Mas queria um foco diferente, e esse foi meu primeiro aprendizado como jornalista. Mesmo com um conteúdo foda, dependendo de quem editar, vai cair no lugar comum, aquele chão seguro para onde todos vão... O que não faz parte da minha essência, nunca!

Questionar, contrariar, virar tudo de ponta cabeça se for preciso, essa é minha essência!

Então aqui, trago a entrevista na íntegra e um link para verem o Frankenstein que se tornou! Desde já agradeço por lerem essa história incrível da Jô e se puderem compartilhar porque foram inspirados  por ela, ficarei imensamente feliz!

Lembro que em uma conversa com Jô na calçada do outro lado da rua em frente de casa, enquanto seu marido - meu primo - colocava água no motor do carro que teimava em não pegar, ela me disse essa frase, que para mim, que luto contra depressão, soou como um soco na boca do estômago e um murro no meio da cara! Fiquei desnorteada!

Que potência! Que mulher! Passou tudo isso na minha cabeça atordoada!
"O câncer curou minha depressão", dessa forma! 

Pensei comigo, as pessoas precisam ouvir essa história! Precisam se inspirar também! Dai surgiu a ideia da entrevista, que agradeço aos céus por ela ter aceito!

O CÂNCER CUROU MINHA DEPRESSÃO!

Uma inspiração de vida!

Por Janaína Arruda com supervisão de José Trindade

A frase título dessa entrevista causa um impacto e uma imediata interrogação na cabeça. Como assim ou não entendi, são as mais comuns.

Ela foi proferida por Josélia Rodrigues Ribeiro, mulher, empreendedora, mãe e esposa de 33 anos. Ela também foi modelo na sua juventude, com seus longos cabelos cacheados e olhos verdes. Só uma coisa atrapalhava sua completa felicidade junto sua família. Ela sofria de uma tremenda depressão. Josélia conta com muita clareza que tentou suicídio três vezes. Só que, como num passe de mágica surgiu uma doença, ainda mais terrível para qualquer ser humano, mas para ela não.  

 Imagem: Arquivo Pessoal

Aos 32 anos, há um ano e meio, em um auto-exame de rotina descobriu um nódulo, que após exames e busca da própria pelo diagnóstico correto, se constatou a notícia que ninguém quer ouvir: carcinoma e uma das formas de tratamento que nenhuma mulher quer passar: mastectomia (a retirada total da mama)

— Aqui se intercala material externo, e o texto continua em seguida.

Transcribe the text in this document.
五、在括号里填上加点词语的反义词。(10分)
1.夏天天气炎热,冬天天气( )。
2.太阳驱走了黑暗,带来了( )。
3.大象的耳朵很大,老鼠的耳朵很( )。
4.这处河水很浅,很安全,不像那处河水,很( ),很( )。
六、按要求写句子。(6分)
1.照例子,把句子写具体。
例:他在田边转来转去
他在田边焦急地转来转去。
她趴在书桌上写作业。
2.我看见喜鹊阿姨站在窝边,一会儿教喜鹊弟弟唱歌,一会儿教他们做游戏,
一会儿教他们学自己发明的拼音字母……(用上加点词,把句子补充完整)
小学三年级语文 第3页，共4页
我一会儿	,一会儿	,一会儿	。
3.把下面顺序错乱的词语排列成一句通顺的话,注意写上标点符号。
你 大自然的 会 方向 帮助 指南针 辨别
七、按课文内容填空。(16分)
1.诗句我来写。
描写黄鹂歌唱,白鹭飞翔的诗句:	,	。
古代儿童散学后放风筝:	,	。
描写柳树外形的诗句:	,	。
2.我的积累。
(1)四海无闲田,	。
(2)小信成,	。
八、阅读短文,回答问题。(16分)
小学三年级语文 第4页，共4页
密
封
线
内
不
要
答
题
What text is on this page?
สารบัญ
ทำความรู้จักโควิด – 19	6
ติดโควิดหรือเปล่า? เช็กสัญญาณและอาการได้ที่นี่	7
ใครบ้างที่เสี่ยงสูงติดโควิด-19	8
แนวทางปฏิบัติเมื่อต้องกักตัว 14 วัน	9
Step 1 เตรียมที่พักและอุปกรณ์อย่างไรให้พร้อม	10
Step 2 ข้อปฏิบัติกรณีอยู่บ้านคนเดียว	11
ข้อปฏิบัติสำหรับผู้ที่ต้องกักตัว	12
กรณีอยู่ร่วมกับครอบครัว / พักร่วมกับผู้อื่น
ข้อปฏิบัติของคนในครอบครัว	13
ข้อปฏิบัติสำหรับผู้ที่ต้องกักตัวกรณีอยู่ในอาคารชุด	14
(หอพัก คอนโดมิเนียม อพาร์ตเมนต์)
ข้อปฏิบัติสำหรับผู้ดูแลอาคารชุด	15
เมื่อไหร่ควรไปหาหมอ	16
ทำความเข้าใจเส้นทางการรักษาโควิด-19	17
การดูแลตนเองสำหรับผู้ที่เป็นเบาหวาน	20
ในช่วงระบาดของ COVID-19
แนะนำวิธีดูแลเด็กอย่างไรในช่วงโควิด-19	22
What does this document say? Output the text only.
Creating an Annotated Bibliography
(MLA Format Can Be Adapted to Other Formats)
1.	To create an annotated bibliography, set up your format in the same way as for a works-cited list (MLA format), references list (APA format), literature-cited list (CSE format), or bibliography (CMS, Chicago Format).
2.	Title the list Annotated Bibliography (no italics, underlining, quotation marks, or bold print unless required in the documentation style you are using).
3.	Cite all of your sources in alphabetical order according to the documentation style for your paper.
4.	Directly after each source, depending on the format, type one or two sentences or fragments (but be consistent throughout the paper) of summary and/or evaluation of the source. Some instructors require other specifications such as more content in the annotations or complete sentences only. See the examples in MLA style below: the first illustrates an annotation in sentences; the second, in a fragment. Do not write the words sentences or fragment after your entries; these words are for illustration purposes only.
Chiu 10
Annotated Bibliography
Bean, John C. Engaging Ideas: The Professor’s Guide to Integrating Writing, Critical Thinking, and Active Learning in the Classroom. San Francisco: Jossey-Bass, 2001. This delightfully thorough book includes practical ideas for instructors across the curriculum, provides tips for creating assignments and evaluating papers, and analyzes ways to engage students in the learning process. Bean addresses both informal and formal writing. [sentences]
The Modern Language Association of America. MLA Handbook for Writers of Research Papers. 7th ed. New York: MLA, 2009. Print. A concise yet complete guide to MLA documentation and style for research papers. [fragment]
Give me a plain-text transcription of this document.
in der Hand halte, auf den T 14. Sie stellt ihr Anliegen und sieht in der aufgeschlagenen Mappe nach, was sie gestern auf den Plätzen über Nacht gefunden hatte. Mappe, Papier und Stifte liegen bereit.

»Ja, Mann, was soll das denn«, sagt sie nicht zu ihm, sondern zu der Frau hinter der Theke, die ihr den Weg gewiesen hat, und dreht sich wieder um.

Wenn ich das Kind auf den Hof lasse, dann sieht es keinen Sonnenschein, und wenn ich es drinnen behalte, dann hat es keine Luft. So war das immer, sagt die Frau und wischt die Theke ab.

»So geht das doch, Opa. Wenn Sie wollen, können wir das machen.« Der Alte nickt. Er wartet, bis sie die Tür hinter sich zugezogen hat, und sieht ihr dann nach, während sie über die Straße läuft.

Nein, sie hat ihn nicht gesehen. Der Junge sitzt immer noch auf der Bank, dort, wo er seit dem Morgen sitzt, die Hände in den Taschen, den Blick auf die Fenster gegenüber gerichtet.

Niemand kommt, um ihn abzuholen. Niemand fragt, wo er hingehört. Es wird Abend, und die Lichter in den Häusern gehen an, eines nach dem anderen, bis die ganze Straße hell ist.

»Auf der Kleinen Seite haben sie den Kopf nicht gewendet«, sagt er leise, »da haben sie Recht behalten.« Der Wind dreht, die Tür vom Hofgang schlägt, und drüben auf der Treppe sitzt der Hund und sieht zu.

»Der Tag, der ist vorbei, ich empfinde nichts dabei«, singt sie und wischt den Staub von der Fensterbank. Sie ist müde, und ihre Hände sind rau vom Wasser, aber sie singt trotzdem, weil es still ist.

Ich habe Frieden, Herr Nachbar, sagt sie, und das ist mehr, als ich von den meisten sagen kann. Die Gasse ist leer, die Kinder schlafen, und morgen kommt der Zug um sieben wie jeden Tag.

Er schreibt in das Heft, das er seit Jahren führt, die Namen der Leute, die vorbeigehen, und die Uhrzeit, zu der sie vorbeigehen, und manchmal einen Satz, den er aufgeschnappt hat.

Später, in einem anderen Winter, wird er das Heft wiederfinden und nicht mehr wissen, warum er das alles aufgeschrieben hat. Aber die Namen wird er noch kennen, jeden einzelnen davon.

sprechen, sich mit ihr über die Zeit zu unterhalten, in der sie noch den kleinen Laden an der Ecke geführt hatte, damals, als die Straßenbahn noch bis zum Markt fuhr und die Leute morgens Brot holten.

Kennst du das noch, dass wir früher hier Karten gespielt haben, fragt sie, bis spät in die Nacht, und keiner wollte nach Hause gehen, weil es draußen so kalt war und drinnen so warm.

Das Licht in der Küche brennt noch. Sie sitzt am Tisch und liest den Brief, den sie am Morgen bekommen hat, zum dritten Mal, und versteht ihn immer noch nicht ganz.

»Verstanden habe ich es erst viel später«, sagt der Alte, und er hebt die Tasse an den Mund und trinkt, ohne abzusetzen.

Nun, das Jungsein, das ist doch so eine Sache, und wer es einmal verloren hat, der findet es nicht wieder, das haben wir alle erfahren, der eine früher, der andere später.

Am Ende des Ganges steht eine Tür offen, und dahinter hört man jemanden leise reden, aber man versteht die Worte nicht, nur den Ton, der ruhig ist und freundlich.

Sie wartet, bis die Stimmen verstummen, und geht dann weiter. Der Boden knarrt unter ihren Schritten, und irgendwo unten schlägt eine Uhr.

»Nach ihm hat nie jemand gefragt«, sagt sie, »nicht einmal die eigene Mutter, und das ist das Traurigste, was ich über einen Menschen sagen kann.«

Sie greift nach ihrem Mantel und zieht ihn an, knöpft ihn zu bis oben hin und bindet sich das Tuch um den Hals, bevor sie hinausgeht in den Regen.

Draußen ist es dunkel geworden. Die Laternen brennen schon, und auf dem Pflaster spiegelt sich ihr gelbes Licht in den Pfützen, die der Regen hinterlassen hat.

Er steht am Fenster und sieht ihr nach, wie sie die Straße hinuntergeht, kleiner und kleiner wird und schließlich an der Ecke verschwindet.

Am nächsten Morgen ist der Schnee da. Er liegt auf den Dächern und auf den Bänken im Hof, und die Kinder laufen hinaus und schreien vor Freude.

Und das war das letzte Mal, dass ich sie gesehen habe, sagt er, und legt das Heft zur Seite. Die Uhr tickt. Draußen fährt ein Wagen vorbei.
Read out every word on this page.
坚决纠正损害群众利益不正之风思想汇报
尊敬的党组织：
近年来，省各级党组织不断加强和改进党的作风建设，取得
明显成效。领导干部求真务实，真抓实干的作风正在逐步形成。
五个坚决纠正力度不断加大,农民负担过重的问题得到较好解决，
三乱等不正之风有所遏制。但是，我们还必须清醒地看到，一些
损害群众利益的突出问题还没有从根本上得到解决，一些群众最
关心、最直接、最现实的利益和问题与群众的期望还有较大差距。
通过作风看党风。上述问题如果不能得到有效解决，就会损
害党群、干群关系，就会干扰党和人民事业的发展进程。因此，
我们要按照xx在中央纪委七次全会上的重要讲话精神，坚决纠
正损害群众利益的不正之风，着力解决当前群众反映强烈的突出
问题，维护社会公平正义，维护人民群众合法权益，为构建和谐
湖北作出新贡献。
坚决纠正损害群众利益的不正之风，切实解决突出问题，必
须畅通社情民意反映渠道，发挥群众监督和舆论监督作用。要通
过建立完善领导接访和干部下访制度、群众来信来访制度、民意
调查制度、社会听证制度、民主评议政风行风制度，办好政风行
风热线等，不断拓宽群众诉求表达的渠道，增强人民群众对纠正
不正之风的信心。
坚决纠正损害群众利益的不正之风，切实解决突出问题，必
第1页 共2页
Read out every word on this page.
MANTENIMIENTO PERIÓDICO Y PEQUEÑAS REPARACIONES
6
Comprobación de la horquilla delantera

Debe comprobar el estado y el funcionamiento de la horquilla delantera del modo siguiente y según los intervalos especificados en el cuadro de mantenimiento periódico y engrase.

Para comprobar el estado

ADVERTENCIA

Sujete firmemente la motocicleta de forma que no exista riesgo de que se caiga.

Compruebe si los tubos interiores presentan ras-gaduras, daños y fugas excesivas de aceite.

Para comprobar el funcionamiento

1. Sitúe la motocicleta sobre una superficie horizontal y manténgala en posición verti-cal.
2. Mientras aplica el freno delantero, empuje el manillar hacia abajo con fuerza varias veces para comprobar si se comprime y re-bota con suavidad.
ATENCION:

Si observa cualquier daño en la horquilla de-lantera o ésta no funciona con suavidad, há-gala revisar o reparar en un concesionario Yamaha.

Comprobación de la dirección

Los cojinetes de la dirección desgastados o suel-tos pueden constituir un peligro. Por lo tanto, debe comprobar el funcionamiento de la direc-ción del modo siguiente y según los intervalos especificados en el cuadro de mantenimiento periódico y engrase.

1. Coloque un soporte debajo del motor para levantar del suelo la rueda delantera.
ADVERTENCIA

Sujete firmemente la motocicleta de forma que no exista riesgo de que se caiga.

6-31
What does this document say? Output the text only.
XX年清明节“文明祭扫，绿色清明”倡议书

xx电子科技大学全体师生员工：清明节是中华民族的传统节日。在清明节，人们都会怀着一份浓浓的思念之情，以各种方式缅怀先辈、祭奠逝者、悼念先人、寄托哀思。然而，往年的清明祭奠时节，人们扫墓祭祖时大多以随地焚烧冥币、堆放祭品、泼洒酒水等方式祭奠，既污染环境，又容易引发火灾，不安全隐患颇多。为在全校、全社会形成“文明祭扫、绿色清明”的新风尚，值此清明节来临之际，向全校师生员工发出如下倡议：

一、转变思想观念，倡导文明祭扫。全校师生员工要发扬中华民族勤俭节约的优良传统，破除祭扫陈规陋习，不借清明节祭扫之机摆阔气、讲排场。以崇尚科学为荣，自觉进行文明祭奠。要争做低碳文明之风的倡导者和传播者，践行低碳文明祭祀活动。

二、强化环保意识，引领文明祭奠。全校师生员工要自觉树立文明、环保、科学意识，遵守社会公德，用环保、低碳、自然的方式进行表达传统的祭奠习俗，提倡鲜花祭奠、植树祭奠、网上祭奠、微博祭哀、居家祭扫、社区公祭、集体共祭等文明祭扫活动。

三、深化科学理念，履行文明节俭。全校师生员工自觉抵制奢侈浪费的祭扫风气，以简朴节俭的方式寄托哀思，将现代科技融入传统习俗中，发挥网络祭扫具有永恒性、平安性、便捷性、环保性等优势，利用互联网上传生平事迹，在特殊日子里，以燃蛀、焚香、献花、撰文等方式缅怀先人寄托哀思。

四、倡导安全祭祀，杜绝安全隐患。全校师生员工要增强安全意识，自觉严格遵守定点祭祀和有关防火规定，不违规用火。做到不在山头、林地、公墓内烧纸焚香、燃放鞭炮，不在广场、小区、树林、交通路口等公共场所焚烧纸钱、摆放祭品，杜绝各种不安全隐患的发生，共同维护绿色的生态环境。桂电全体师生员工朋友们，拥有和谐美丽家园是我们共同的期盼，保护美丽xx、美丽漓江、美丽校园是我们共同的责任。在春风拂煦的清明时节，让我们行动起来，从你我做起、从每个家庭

Mas ao contrário de pessoas que ouvem o diagnóstico e se abalam, questionam a vida e vêm seu mundo ruir. Ela se sentiu esperançosa, como há tempos não se sentia. Pois, segundo ela “foi quando tive vontade de viver”. E para isso precisaria de forças que não tinha antes, devido à condição clínica de depressão, para lutar. A seguir, Josélia nos conta como foi seu processo.

 Imagem: Janaína Arruda

Janaland Como era sua vida antes ter um diagnóstico de câncer?
Josélia: Bom, eu passei por um processo de depressão muito forte. Assim, a vida para mim não tinha sentido nenhum. Eu quis me matar, tentei suicídio três vezes. Tomei medicação e tem coisas que não lembro muito bem. Tem coisas que eram tão fortes, que tinha dia eu não conseguia levantar da cama. Não conseguia, não queria nem tomar banho, não conseguia dar amor para minha filha, para meu marido. Eu tava me entregando, literalmente (sic). Eu queria morrer! A minha vida tava de cabeça para baixo. 

Janaland E essa depressão você tratava ou não estava tratando nesse momento?
Josélia: Não, eu não estava tratando. Até porque as pessoas acham que depressão é uma coisa banal. Que você está inventando, que você está fingindo, para obter alguma coisa. Até que meu esposo começou a me analisar e viu que estava muito grave o que estava acontecendo comigo e me levou no médico, e ai eu fui em uma psicóloga maravilhosa que, eu acho que tem tudo a ver você conhecer uma pessoa, um psicólogo que se identifica com você. E consegue passar para você aquilo que você precisa saber. Porque tem coisas da gente que nem a gente sabe! Então a gente precisa descobrir “quem é você”. Então para mim conhecer ela foi maravilhoso! E eu comecei a me tratar com ela e ela nunca falou o que eu deveria fazer. Eu já tinha ido em outros psicólogos, mas eles sempre queriam me mostrar o que eu tinha de fazer e para mim não era isso. Eu queria descobrir o que eu tinha de fazer por mim mesma, e não alguém falando “você tem que ser assim”. E ela me mostrou, me fez ver o que eu era. E ai eu comecei a me descobrir. 

 Imagem: Jéssika Arruda

Janaland Quantos anos você tinha quando você começou a tratar a depressão?
Josélia: Eu estava com 32. Tem um ano e pouco. 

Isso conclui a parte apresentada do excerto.